Do you see why this problem drives me absolutely insane? When properly configured, it's at it's worst! When IMPROPERLY configured, the thing is better than before, but the problem is still there....it makes 0 sense! I'm hoping for some sort of computer GOD to help with this one.
 

Reactiontime

Prominent
Jul 1, 2017
6
0
510


I feel like reducing the speed of the RAM and that having an affect on it should point it to a RAM settings more particularly problem shouldn't it? Or motherboard failure.....
But my question is more of a, ***WHY*** would reducing the speed of the RAM noticeably change the rate at which the errors occur? If I can figure that out I may be able to more definitively point at something as the "for sure problem", but I don't know enough about RAM or the way it communicates....I'm a 31 year old self-taught high school grad....not an engineer... and unfortunately if I tweak settings too horribly and blow something up, I don't have the means to replace anything at this moment. This makes me scared to push things to super-highs or super-lows to experiment further for a solution without good reason to suspect that it would be the solution to my problem or knowing that my test can't cause damage.

By raising ram timings, I'm effectively slowing the ram down? I tried to read several articles on RAM and I still don't understand what I'm actually causing to CHANGE when I change the 4 golden numbers of the RAM timings....The explanations are extremely technical beyond even my scope of understanding....can someone dumb it down for me? Maybe I'd feel more comfortable playing with the timings if I knew for sure what the changes affected.
 
I know how you feel, I have 25+ years of professional engineering experience in the area of root cause and failure analysis and have faced problems like this before. They are frustrating and in truth some never get solved. But let's try, maybe someone will provide the divine insight.

First, just because slowing the RAM speed affects the issue doesn't mean the problem is with the RAM. I am starting to think that it might be related to an error correction process where by slowing the I/O of the RAM you allow the error correction process to catch up and not bottleneck the other processes. And this is likely a hardware issue as a fresh install does not fix the problem. Based on what you just stated the errors would have to be generated on boot but likely are not related to the CPU or RAM. Not for sure but indicated against by the Prime95 stress testing.
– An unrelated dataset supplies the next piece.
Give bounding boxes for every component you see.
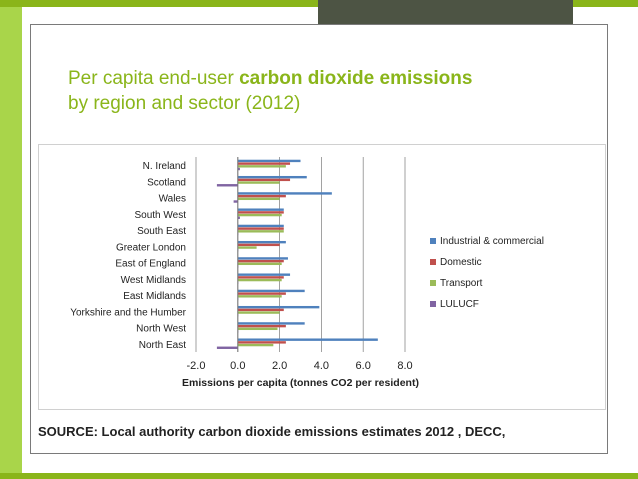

Not sure what diagnostic tools you have used to test the various systems but I will suggest that now. Here is a link to some, maybe someone with more knowledge than me can chime in on this.
http://www.makeuseof.com/tag/13-windows-diagnostics-tools-check-pcs-health/

Also, again I suggest trying to do a component swap on the CPU. This is one of the main techniques in something called "Shainin RED-X Problem Solving" which relates inputs to impact on the problem.
https://www.innovationservices.philips.com/app/uploads/2017/01/shanin-techniques-jo-mooren.pdf

 
Solution

Karadjgne

Titan
Ambassador
If the motherboard drivers are out of date or non-existant (common especially for win10 creators update) then that will act as a hardware issue. Using Intel drivers (native) on the Intel Sata connectors is fine, but the other Sata ports are commonly Renasus or Marvell or Asmedia and not having those drivers means relying on windows generic, which leads to Sata issues as the performance is not there. This is especially true of the Lan drivers, so much so that just for the Creators update MSI has released updated Lan drivers for the Z77 boards for sure, which have not been touched since October of 2013. It's a common step missed, especially in new or reset builds as the drivers are part of windows/System32 or syswow64 folders.